CEC wrote two letters to Ashok Lavasa to let election process continue
3 commissioners met informally on Saturday after it became public that Lavasa had officially recused himself from MCC issues.
ET has reliably gathered that the three commissioners met informally on Saturday after it became public that Lavasa had officially recused himself from all MCC issues until a decision is made on making his dissent notes public. The three, however, agreed on a statement, which said the issue was “purely an internal matter of ECI & any speculation, innuendoes and insinuations should be eschewed”.
Meanwhile, those familiar with the developments told ET that Lavasa has written a detailed note in response to EC’s legal division, which had opined that MCC decisions are executive and not quasi-judicial in nature, which the dissenting view cannot be separately recorded in the final communique.
Lavasa is learnt to have argued that Article 324 of the Constitution, from where the EC draws its powers, allows for placing strong restrictions on someone’s freedom of speech through campaign bans and censures and, therefore, can hardly be called mere executive decisions. He has added that EC’s proceedings and decisions on MCC matters are in the nature of quasi-judicial orders as they also, like other semi-judicial bodies, follow the principle of natural justice and give an opportunity to the accused to explain. He is believed to have cited some examples to strengthen his argument.

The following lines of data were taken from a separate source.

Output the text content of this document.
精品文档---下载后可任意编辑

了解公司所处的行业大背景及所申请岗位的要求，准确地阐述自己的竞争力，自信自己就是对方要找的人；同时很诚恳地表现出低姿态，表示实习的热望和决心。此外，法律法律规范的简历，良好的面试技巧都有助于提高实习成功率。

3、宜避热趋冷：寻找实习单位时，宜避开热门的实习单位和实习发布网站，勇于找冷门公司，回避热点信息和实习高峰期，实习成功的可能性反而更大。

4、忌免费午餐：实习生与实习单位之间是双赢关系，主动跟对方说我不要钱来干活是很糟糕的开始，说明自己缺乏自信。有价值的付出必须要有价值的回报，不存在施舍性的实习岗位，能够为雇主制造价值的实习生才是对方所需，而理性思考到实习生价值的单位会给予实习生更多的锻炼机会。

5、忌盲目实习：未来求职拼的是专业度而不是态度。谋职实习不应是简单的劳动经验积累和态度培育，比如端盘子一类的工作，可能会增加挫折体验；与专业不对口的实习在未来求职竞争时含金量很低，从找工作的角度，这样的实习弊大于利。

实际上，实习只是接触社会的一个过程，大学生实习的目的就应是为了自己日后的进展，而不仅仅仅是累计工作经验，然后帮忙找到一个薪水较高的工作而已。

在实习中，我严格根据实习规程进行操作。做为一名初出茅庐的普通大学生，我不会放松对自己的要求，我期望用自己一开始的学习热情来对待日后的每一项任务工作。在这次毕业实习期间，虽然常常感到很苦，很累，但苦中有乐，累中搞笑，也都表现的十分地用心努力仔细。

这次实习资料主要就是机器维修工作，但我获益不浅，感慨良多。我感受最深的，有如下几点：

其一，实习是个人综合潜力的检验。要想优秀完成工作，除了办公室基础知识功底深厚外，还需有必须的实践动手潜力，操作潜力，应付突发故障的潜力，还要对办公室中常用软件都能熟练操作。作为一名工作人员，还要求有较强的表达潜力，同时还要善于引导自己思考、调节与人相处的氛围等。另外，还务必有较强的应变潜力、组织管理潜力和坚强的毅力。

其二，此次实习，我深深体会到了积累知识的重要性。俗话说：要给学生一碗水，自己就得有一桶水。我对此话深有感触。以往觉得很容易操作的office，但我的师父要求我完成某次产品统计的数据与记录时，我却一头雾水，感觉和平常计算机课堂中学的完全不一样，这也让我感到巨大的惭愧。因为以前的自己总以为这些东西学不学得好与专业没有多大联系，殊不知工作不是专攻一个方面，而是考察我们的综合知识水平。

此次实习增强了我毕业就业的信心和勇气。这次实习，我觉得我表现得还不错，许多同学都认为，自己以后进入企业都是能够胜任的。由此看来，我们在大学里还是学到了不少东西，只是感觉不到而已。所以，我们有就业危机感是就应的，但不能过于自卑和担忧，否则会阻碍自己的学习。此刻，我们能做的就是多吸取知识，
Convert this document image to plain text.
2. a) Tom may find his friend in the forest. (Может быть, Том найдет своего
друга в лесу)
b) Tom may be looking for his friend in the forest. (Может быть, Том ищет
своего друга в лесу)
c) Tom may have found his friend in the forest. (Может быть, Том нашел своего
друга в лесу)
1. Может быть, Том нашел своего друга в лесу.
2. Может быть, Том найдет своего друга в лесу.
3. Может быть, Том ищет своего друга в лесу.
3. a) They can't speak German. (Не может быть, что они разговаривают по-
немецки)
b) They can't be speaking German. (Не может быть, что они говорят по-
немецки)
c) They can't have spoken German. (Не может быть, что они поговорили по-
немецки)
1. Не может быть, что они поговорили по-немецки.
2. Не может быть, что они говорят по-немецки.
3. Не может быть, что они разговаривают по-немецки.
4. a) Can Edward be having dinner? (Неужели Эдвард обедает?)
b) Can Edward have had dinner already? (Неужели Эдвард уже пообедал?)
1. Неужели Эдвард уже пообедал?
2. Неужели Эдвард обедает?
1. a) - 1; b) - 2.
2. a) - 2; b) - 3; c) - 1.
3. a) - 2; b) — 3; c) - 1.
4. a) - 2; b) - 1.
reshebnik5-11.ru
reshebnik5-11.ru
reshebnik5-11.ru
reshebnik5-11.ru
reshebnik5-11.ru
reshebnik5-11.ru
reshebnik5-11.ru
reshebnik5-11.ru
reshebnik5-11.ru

The EC’s line so far is that these MCC is an administrative matter and the dissent is essentially in the form of an official noting and not a reasoned judicial order.
Despite his recusal, informed sources told ET that Lavasa has been an attending all EC meetings, including the one called by CEC Arora on May 18 amid leaks of his communication on recusal.
Prior to this, on May 14, the Commission had unanimously agreed that the MCC-related concerns raised by Lavasa would be deliberated in detail through one of the 13 working groups set up to examine the overall conduct of the 2019 elections.
This would specifically examine possibilities and requirements of recording a member’s dissent in a Commission order, added sources. On Saturday, the EC issued two statements. The first came from the office of the CEC terming the controversy “unsavoury” and an “avoidable controversy” on the “internal functioning of ECI in respect of handling MCC”. The statement referred to Arora’s remarks to the ET on May 6 where he said: “The eloquence of silence is always difficult but far more desirable” to maintain during the election process instead of creating “ill-timed controversies”.
“The three members of ECI are not expected to be template or clones of each other. There have been so many times in the past when there has been a vast diversion of views as it can and should be..but the same largely remained within the confines of ECI after demission of office unless appearing much later in a book written by concerned ECs/CECs. I have personally never shied away from a public debate whenever required but there is a time for everything,” CEC statement said. The second statement, which was issued after three commissioners met, terming it an 'internal matter' added that "it also needs to be mentioned that a meeting had already been scheduled on 21.5.2019 to discuss this and related matters".